After the block was issued the European Union and United States announced a preliminary data transfer deal to end the limbo, and data flows have continued pending a final agreement.
However, the DPC's probe has continued in parallel, and it informed its EU counterparts of a draft of its final decision on Thursday, the spokesperson.
The spokesperson declined to comment on the specific content of the decision.
The DPC is the EU's lead regulator of Meta and many other of the world's largest technology companies, due to the location of their EU headquarters in Ireland.
Under EU privacy rules introduced in 2018, regulators around the bloc have one month to give their input before a final decision is reached.
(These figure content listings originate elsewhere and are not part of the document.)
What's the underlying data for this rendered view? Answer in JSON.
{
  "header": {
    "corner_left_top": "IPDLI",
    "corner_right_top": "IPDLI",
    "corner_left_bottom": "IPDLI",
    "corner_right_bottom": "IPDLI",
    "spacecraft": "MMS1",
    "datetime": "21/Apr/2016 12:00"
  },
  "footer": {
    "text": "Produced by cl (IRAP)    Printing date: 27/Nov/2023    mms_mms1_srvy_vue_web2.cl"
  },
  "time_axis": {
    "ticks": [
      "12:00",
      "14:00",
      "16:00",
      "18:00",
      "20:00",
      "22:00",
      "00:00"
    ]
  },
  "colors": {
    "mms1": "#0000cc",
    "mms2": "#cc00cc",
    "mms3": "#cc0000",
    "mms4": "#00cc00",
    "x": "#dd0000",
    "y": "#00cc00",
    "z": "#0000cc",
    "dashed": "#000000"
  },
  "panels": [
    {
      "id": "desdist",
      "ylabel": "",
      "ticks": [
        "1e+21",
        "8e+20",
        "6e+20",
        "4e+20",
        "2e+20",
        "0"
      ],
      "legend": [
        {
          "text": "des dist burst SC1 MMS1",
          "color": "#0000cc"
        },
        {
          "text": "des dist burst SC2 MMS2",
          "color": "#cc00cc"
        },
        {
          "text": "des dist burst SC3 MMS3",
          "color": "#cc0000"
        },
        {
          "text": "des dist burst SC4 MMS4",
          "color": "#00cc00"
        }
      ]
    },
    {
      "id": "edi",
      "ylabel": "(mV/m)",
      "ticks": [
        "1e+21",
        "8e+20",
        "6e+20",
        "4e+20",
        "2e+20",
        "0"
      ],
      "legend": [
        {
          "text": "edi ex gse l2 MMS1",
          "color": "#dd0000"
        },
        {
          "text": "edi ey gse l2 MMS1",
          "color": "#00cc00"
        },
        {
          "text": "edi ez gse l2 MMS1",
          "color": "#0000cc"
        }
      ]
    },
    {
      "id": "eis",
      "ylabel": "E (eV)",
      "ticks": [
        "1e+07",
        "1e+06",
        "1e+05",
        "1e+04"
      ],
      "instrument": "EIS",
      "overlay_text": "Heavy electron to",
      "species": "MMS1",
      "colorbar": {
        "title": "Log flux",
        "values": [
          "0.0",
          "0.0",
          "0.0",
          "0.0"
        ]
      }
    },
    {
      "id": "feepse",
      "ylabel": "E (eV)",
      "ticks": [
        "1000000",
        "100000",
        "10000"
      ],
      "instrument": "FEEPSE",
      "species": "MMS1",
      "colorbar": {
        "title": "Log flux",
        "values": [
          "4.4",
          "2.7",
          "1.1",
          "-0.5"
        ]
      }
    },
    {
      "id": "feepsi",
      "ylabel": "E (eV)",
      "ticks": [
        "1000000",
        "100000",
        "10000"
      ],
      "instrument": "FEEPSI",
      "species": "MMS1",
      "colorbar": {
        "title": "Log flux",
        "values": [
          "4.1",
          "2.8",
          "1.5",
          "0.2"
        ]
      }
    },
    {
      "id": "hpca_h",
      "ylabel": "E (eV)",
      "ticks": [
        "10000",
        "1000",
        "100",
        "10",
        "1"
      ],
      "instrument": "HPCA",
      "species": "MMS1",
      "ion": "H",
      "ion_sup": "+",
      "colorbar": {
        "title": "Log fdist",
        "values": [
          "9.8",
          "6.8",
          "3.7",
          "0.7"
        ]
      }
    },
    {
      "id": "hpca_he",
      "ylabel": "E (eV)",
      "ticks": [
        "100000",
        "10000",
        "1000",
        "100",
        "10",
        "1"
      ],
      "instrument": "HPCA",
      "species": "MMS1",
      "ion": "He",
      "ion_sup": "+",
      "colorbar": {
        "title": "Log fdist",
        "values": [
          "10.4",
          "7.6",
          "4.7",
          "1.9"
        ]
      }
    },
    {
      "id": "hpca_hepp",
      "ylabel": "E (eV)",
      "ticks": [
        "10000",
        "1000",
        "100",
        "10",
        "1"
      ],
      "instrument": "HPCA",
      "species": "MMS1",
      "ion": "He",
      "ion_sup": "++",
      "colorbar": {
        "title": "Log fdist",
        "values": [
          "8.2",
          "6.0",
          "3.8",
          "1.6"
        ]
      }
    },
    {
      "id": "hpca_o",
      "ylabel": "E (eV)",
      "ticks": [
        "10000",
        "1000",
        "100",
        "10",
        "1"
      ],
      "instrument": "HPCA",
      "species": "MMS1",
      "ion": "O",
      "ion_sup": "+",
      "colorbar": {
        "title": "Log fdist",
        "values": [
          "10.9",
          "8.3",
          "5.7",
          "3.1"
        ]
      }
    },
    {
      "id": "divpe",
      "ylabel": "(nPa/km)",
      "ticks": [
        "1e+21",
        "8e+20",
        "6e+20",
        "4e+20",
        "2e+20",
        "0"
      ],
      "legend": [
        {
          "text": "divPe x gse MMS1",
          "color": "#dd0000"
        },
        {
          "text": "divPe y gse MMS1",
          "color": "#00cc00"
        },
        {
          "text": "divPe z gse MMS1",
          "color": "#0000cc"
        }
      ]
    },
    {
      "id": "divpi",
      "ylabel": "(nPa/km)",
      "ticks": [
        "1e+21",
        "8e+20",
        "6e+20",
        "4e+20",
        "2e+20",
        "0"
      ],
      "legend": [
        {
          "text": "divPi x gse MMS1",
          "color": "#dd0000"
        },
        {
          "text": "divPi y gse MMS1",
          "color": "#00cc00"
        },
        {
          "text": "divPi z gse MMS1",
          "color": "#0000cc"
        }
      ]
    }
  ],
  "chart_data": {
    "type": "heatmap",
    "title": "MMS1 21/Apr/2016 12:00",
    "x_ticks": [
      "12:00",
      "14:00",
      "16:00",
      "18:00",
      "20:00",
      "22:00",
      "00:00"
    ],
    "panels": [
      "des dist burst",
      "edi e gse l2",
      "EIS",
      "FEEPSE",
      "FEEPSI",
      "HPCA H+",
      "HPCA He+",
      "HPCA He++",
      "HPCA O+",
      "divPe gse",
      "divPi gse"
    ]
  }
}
Any objections, which have regularly been lodged in such cases, could add months to the timeline.
Meta has warned a stoppage will likely leave it unable to offer significant services such as Facebook and Instagram in Europe without a new transatlantic data transfer framework.
DPC head Helen Dixon told Reuters in February that a halt to Meta's data flows would not immediately hit other big tech companies, but that there would potentially be "hundreds of thousands of entities" that would have to be looked at.
The final Irish order would not apply to Meta's WhatsApp subsidiary, as it has a different data controller within the group.
"This draft decision, which is subject to review by European Data Protection Authorities, relates to a conflict of EU and U.S. law which is in the process of being resolved," a Meta spokesperson said on Thursday.
"We welcome the EU-U.S. agreement for a new legal framework that will allow the continued transfer of data across borders, and we expect this framework will allow us to keep families, communities and economies connected."
When the provisional agreement was struck in March, EU officials said it would likely take months to turn it into a final legal deal.